Yesterday I donned my waders and boots and assembled my rod like an infantryman might his rifle. An artificial fly is a work of art, as is the knot that connects it to my line. Fly-fishing as a whole is an art form worthy and demanding of discipline in technique, patience, and love of the water. There is nothing quite like fishing from the middle of a river rather than the bank, pulling your fish in to you, only to release it in the water running between and around your legs. Today the water is shallow, no more than knee deep, and this means the fish are timid. For much of the afternoon, I work my line across the deeper runs in the river to no avail. The light gets ever lower and the hardwood-covered hills burn with the colors of autumn. The sun glares on the water, running wide and winding out of view.

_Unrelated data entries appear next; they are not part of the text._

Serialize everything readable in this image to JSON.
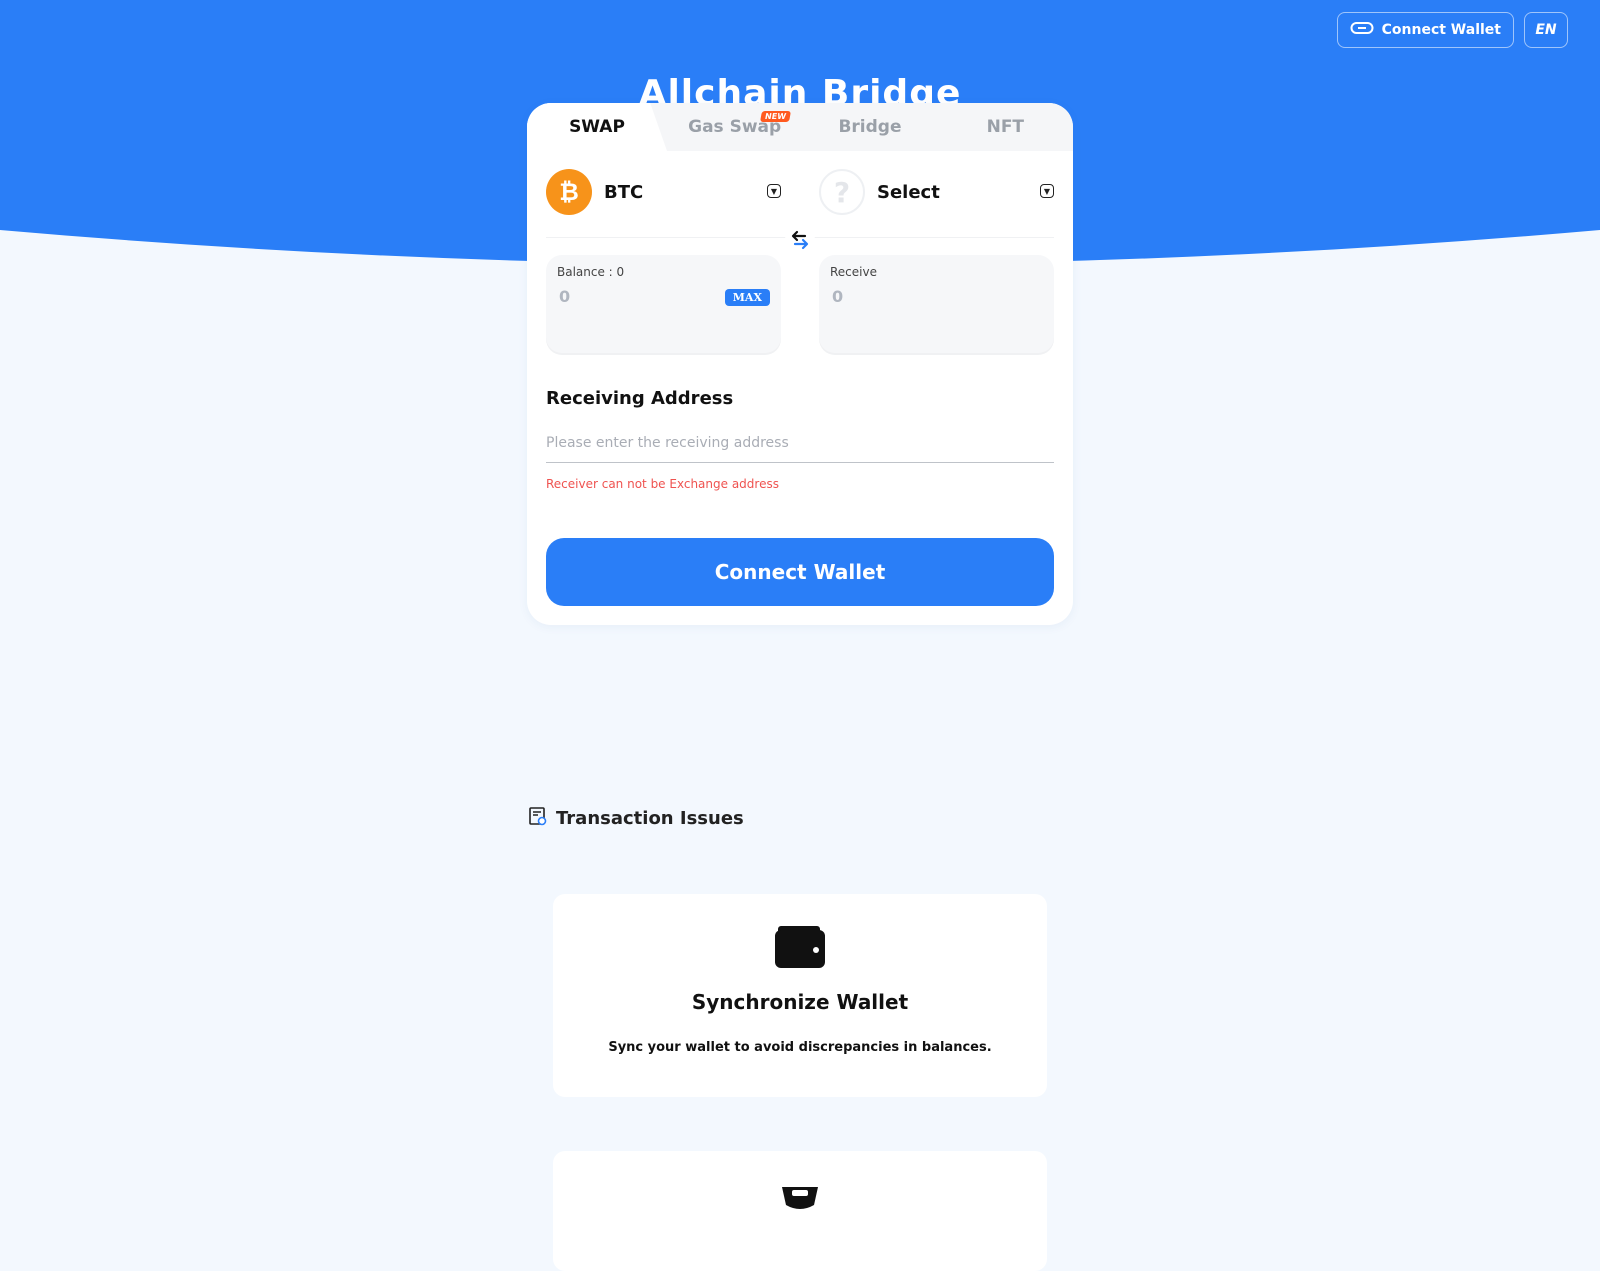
{
  "header": {
    "connect_wallet_label": "Connect Wallet",
    "language": "EN",
    "title": "Allchain Bridge"
  },
  "tabs": [
    {
      "label": "SWAP",
      "active": true
    },
    {
      "label": "Gas Swap",
      "badge": "NEW"
    },
    {
      "label": "Bridge"
    },
    {
      "label": "NFT"
    }
  ],
  "from_token": {
    "symbol": "BTC",
    "icon": "bitcoin-icon"
  },
  "to_token": {
    "symbol": "Select",
    "icon": "question-icon"
  },
  "from_amount": {
    "label": "Balance : 0",
    "value": "0",
    "max_label": "MAX"
  },
  "to_amount": {
    "label": "Receive",
    "value": "0"
  },
  "receiving": {
    "title": "Receiving Address",
    "placeholder": "Please enter the receiving address",
    "error": "Receiver can not be Exchange address"
  },
  "connect_button_label": "Connect Wallet",
  "issues": {
    "title": "Transaction Issues",
    "cards": [
      {
        "title": "Synchronize Wallet",
        "description": "Sync your wallet to avoid discrepancies in balances.",
        "icon": "wallet-icon"
      },
      {
        "title": "",
        "description": "",
        "icon": "bucket-icon"
      }
    ]
  },
  "colors": {
    "primary": "#2a7ef7",
    "background": "#f3f8fe",
    "error": "#ef5350",
    "btc": "#f7931a",
    "badge": "#ff5a1f"
  }
}
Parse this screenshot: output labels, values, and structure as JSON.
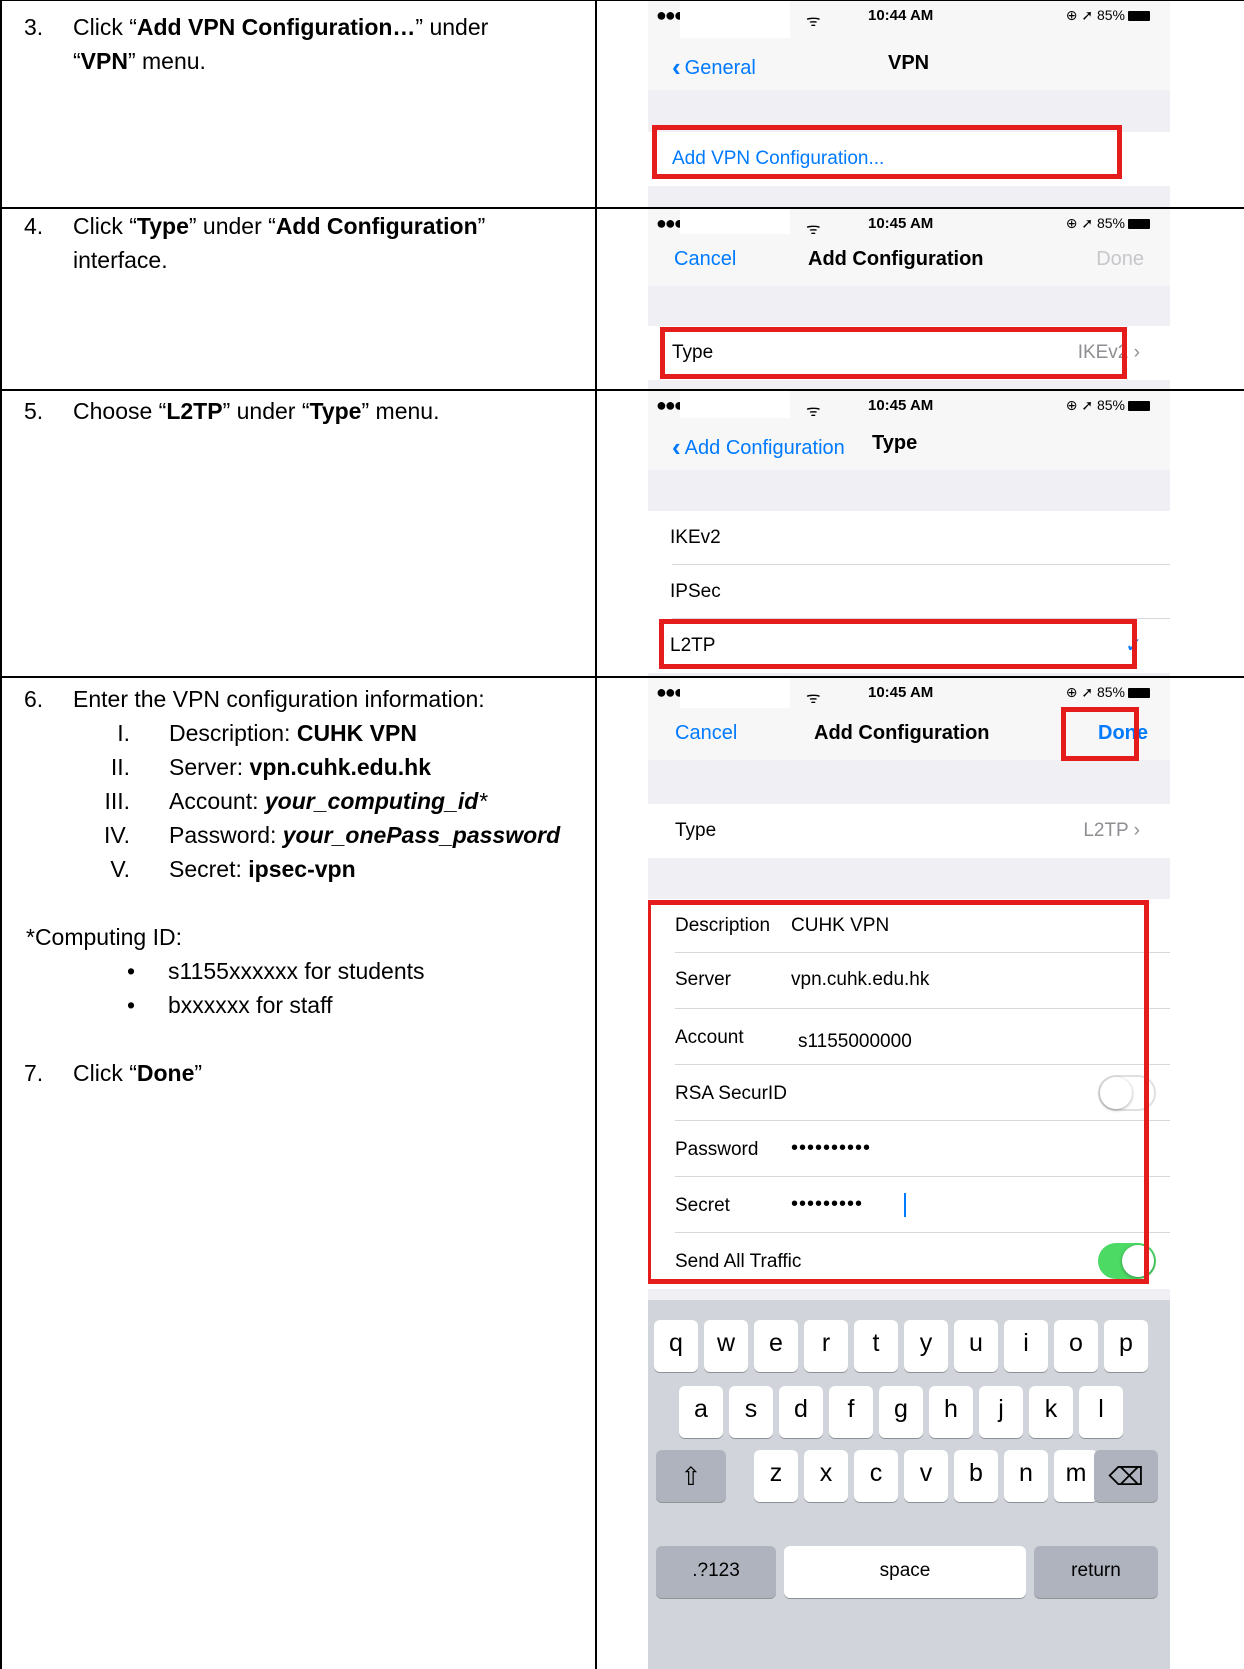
{
  "steps": {
    "s3": {
      "num": "3.",
      "pre": "Click “",
      "b1": "Add VPN Configuration…",
      "mid": "” under",
      "l2pre": "“",
      "b2": "VPN",
      "l2post": "” menu."
    },
    "s4": {
      "num": "4.",
      "pre": "Click “",
      "b1": "Type",
      "mid": "” under “",
      "b2": "Add Configuration",
      "post": "”",
      "line2": "interface."
    },
    "s5": {
      "num": "5.",
      "pre": "Choose “",
      "b1": "L2TP",
      "mid": "” under “",
      "b2": "Type",
      "post": "” menu."
    },
    "s6": {
      "num": "6.",
      "intro": "Enter the VPN configuration information:",
      "items": [
        {
          "roman": "I.",
          "label": "Description: ",
          "value": "CUHK VPN"
        },
        {
          "roman": "II.",
          "label": "Server: ",
          "value": "vpn.cuhk.edu.hk"
        },
        {
          "roman": "III.",
          "label": "Account: ",
          "value": "your_computing_id",
          "suffix": "*"
        },
        {
          "roman": "IV.",
          "label": "Password: ",
          "value": "your_onePass_password"
        },
        {
          "roman": "V.",
          "label": "Secret: ",
          "value": "ipsec-vpn"
        }
      ],
      "note": "*Computing ID:",
      "bullets": [
        "s1155xxxxxx for students",
        "bxxxxxx for staff"
      ]
    },
    "s7": {
      "num": "7.",
      "pre": "Click “",
      "b1": "Done",
      "post": "”"
    }
  },
  "screens": {
    "vpn": {
      "time": "10:44 AM",
      "status_right": "85%",
      "back": "General",
      "title": "VPN",
      "row": "Add VPN Configuration..."
    },
    "addconf1": {
      "time": "10:45 AM",
      "status_right": "85%",
      "cancel": "Cancel",
      "title": "Add Configuration",
      "done": "Done",
      "type_label": "Type",
      "type_value": "IKEv2"
    },
    "type": {
      "time": "10:45 AM",
      "status_right": "85%",
      "back": "Add Configuration",
      "title": "Type",
      "options": [
        "IKEv2",
        "IPSec",
        "L2TP"
      ]
    },
    "addconf2": {
      "time": "10:45 AM",
      "status_right": "85%",
      "cancel": "Cancel",
      "title": "Add Configuration",
      "done": "Done",
      "type_label": "Type",
      "type_value": "L2TP",
      "fields": {
        "description_label": "Description",
        "description_value": "CUHK VPN",
        "server_label": "Server",
        "server_value": "vpn.cuhk.edu.hk",
        "account_label": "Account",
        "account_value": "s1155000000",
        "rsa_label": "RSA SecurID",
        "password_label": "Password",
        "password_value": "••••••••••",
        "secret_label": "Secret",
        "secret_value": "•••••••••",
        "send_label": "Send All Traffic"
      },
      "toggles": {
        "rsa": false,
        "send_all_traffic": true
      },
      "keyboard": {
        "row1": [
          "q",
          "w",
          "e",
          "r",
          "t",
          "y",
          "u",
          "i",
          "o",
          "p"
        ],
        "row2": [
          "a",
          "s",
          "d",
          "f",
          "g",
          "h",
          "j",
          "k",
          "l"
        ],
        "row3": [
          "z",
          "x",
          "c",
          "v",
          "b",
          "n",
          "m"
        ],
        "shift": "⇧",
        "delete": "⌫",
        "numbers": ".?123",
        "space": "space",
        "return": "return"
      }
    }
  },
  "colors": {
    "ios_blue": "#007aff",
    "highlight_red": "#e51c1c",
    "toggle_green": "#4cd964"
  }
}
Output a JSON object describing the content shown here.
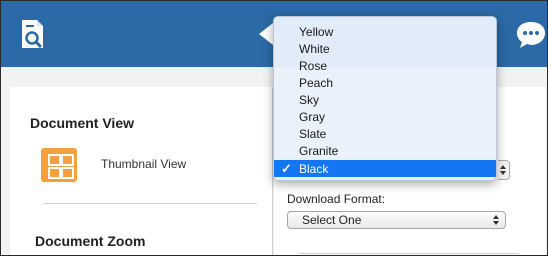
{
  "left_panel": {
    "document_view_title": "Document View",
    "thumbnail_label": "Thumbnail View",
    "document_zoom_title": "Document Zoom"
  },
  "right_panel": {
    "download_format_label": "Download Format:",
    "download_format_select": "Select One"
  },
  "dropdown": {
    "selected": "Black",
    "check_glyph": "✓",
    "options": [
      "Yellow",
      "White",
      "Rose",
      "Peach",
      "Sky",
      "Gray",
      "Slate",
      "Granite",
      "Black"
    ]
  },
  "colors": {
    "header": "#2b6aa6",
    "accent_orange": "#f3a040",
    "selection_blue": "#1476f2"
  },
  "icons": {
    "header_left": "document-search-icon",
    "header_center": "back-arrow-icon",
    "header_right": "chat-bubble-icon",
    "thumbnail": "grid-icon"
  }
}
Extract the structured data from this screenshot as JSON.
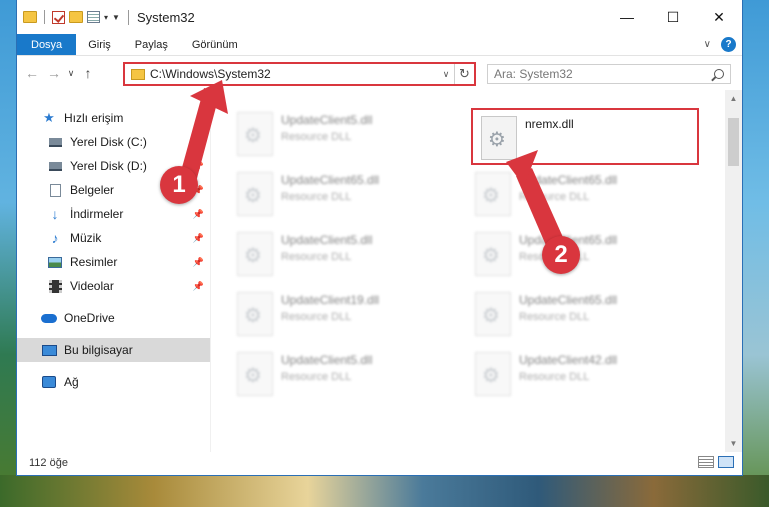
{
  "window": {
    "title": "System32"
  },
  "controls": {
    "minimize": "—",
    "maximize": "☐",
    "close": "✕"
  },
  "ribbon": {
    "tabs": [
      "Dosya",
      "Giriş",
      "Paylaş",
      "Görünüm"
    ]
  },
  "address": {
    "path": "C:\\Windows\\System32",
    "search_placeholder": "Ara: System32"
  },
  "sidebar": {
    "items": [
      {
        "label": "Hızlı erişim",
        "icon": "star-icon"
      },
      {
        "label": "Yerel Disk (C:)",
        "icon": "disk-icon",
        "pinned": true
      },
      {
        "label": "Yerel Disk (D:)",
        "icon": "disk-icon",
        "pinned": true
      },
      {
        "label": "Belgeler",
        "icon": "document-icon",
        "pinned": true
      },
      {
        "label": "İndirmeler",
        "icon": "download-icon",
        "pinned": true
      },
      {
        "label": "Müzik",
        "icon": "music-icon",
        "pinned": true
      },
      {
        "label": "Resimler",
        "icon": "picture-icon",
        "pinned": true
      },
      {
        "label": "Videolar",
        "icon": "video-icon",
        "pinned": true
      },
      {
        "label": "OneDrive",
        "icon": "cloud-icon"
      },
      {
        "label": "Bu bilgisayar",
        "icon": "computer-icon",
        "selected": true
      },
      {
        "label": "Ağ",
        "icon": "network-icon"
      }
    ]
  },
  "files": {
    "highlighted": {
      "name": "nremx.dll",
      "type": ""
    },
    "left_column": [
      {
        "name": "UpdateClient5.dll",
        "type": "Resource DLL"
      },
      {
        "name": "UpdateClient65.dll",
        "type": "Resource DLL"
      },
      {
        "name": "UpdateClient5.dll",
        "type": "Resource DLL"
      },
      {
        "name": "UpdateClient19.dll",
        "type": "Resource DLL"
      },
      {
        "name": "UpdateClient5.dll",
        "type": "Resource DLL"
      }
    ],
    "right_column": [
      {
        "name": "UpdateClient65.dll",
        "type": "Resource DLL"
      },
      {
        "name": "UpdateClient65.dll",
        "type": "Resource DLL"
      },
      {
        "name": "UpdateClient65.dll",
        "type": "Resource DLL"
      },
      {
        "name": "UpdateClient42.dll",
        "type": "Resource DLL"
      }
    ]
  },
  "status": {
    "count": "112 öğe"
  },
  "annotations": {
    "step1": "1",
    "step2": "2",
    "color": "#d9363e"
  }
}
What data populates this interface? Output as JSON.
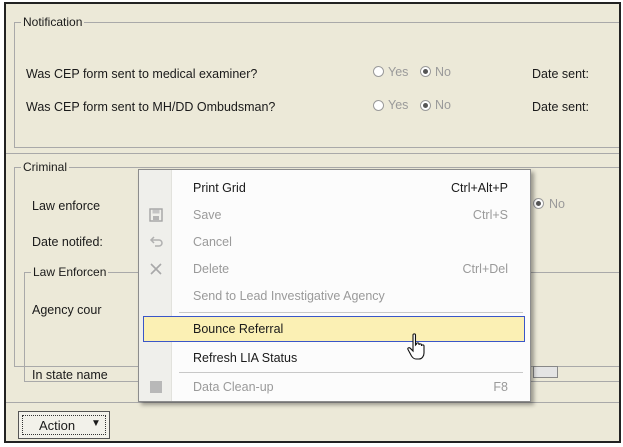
{
  "notification": {
    "title": "Notification",
    "q1": "Was CEP form sent to medical examiner?",
    "q2": "Was CEP form sent to MH/DD Ombudsman?",
    "yes": "Yes",
    "no": "No",
    "date_sent": "Date sent:"
  },
  "criminal": {
    "title": "Criminal",
    "law_enforcement": "Law enforce",
    "no": "No",
    "date_notified": "Date notifed:"
  },
  "law_enforcement_box": {
    "title": "Law Enforcen",
    "agency": "Agency cour",
    "in_state": "In state name"
  },
  "context_menu": {
    "items": [
      {
        "label": "Print Grid",
        "shortcut": "Ctrl+Alt+P",
        "enabled": true,
        "icon": "none"
      },
      {
        "label": "Save",
        "shortcut": "Ctrl+S",
        "enabled": false,
        "icon": "floppy-icon"
      },
      {
        "label": "Cancel",
        "shortcut": "",
        "enabled": false,
        "icon": "undo-icon"
      },
      {
        "label": "Delete",
        "shortcut": "Ctrl+Del",
        "enabled": false,
        "icon": "x-icon"
      },
      {
        "label": "Send to Lead Investigative Agency",
        "shortcut": "",
        "enabled": false,
        "icon": "none"
      },
      {
        "label": "Bounce Referral",
        "shortcut": "",
        "enabled": true,
        "icon": "none",
        "highlighted": true
      },
      {
        "label": "Refresh LIA Status",
        "shortcut": "",
        "enabled": true,
        "icon": "none"
      },
      {
        "label": "Data Clean-up",
        "shortcut": "F8",
        "enabled": false,
        "icon": "grid-icon"
      }
    ]
  },
  "action_button": {
    "label": "Action",
    "arrow": "▼"
  },
  "colors": {
    "highlight_bg": "#fbf0b4",
    "highlight_border": "#3a56c8",
    "panel_bg": "#ece9d8"
  }
}
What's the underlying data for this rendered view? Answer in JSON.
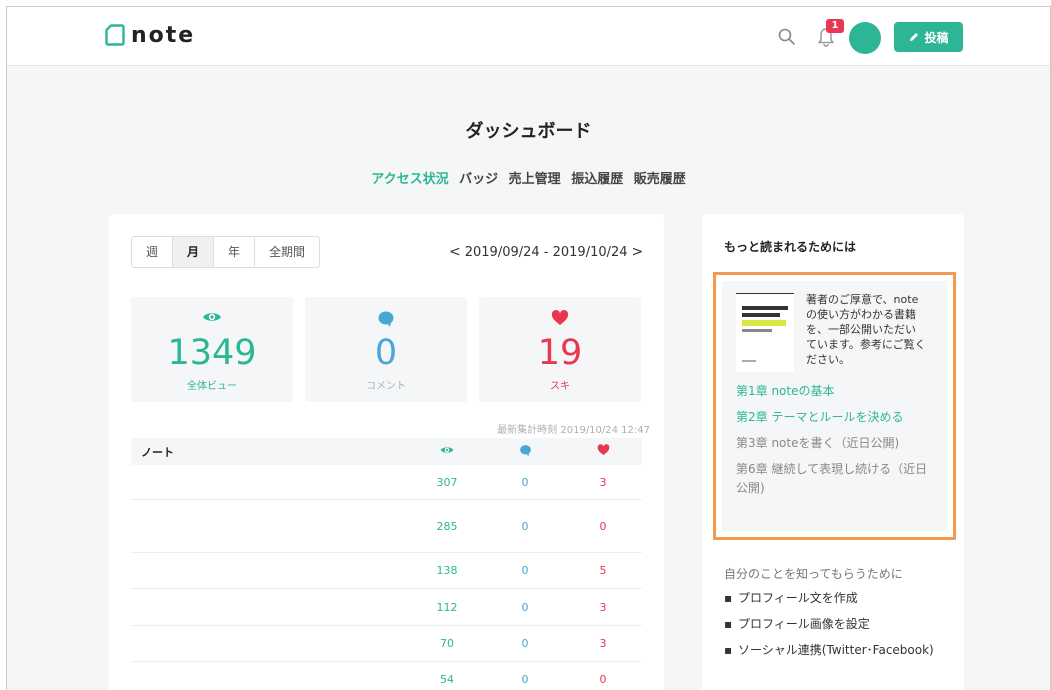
{
  "header": {
    "logo_text": "note",
    "notification_count": "1",
    "post_button_label": "投稿"
  },
  "page": {
    "title": "ダッシュボード",
    "tabs": [
      "アクセス状況",
      "バッジ",
      "売上管理",
      "振込履歴",
      "販売履歴"
    ],
    "active_tab": "アクセス状況"
  },
  "stats_panel": {
    "period_options": [
      "週",
      "月",
      "年",
      "全期間"
    ],
    "selected_period": "月",
    "date_range": "2019/09/24 - 2019/10/24",
    "prev_arrow": "<",
    "next_arrow": ">",
    "totals": {
      "views": {
        "value": "1349",
        "label": "全体ビュー"
      },
      "comments": {
        "value": "0",
        "label": "コメント"
      },
      "likes": {
        "value": "19",
        "label": "スキ"
      }
    },
    "last_updated": "最新集計時刻 2019/10/24 12:47",
    "table_header": "ノート",
    "rows": [
      {
        "views": "307",
        "comments": "0",
        "likes": "3"
      },
      {
        "views": "285",
        "comments": "0",
        "likes": "0"
      },
      {
        "views": "138",
        "comments": "0",
        "likes": "5"
      },
      {
        "views": "112",
        "comments": "0",
        "likes": "3"
      },
      {
        "views": "70",
        "comments": "0",
        "likes": "3"
      },
      {
        "views": "54",
        "comments": "0",
        "likes": "0"
      }
    ]
  },
  "sidebar": {
    "title": "もっと読まれるためには",
    "promo_text": "著者のご厚意で、noteの使い方がわかる書籍を、一部公開いただいています。参考にご覧ください。",
    "chapters": [
      {
        "label": "第1章 noteの基本",
        "link": true
      },
      {
        "label": "第2章 テーマとルールを決める",
        "link": true
      },
      {
        "label": "第3章 noteを書く（近日公開)",
        "link": false
      },
      {
        "label": "第6章 継続して表現し続ける（近日公開)",
        "link": false
      }
    ],
    "guide_title": "自分のことを知ってもらうために",
    "guide_items": [
      "プロフィール文を作成",
      "プロフィール画像を設定",
      "ソーシャル連携(Twitter･Facebook)"
    ]
  },
  "colors": {
    "accent": "#2cb696",
    "comment_blue": "#4aa6d6",
    "like_red": "#e8384f",
    "highlight_border": "#f39a4e"
  }
}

I don’t care about catching fish as today is all about remembering the creation I so seldom see. This time is worshipful; I am grateful for it.

Eventually the river yields two small Rainbows from the same hole, and the magic fly I tied on snags and breaks off on the river bottom. I catch no more fish and the sun sets, forcing us off the river in the last traces of light. As my dad and I twist out of the hills towards home, I feel rest in a way I’ve not felt in months. I pray this peace continue through the rest of this week’s vacation, and I thank God for the reminder that no dam can reduce a river’s majesty, and no office can confine nature’s glory. Cheers!


Libby Nunnelee said...

Whit, I always enjoy reading your blog. You write beautifully! This one was especially wonderful. I'm glad you have gotten some rest and a chance to be outdoors. Now, please consider writing a book. I'd be first in line to buy it.

Stephanie said...

I feel the kind of "rest" you describe when I sit here in the house or on the porch and watch the water - it's a spiritual thing for me - revives me - calms me - everyone needs that time - but few look for it.

Shurson said...

I miss the fall in Tennessee, Dallas is ugly as can be. I always enjoy the blog, but would like more frequent posts.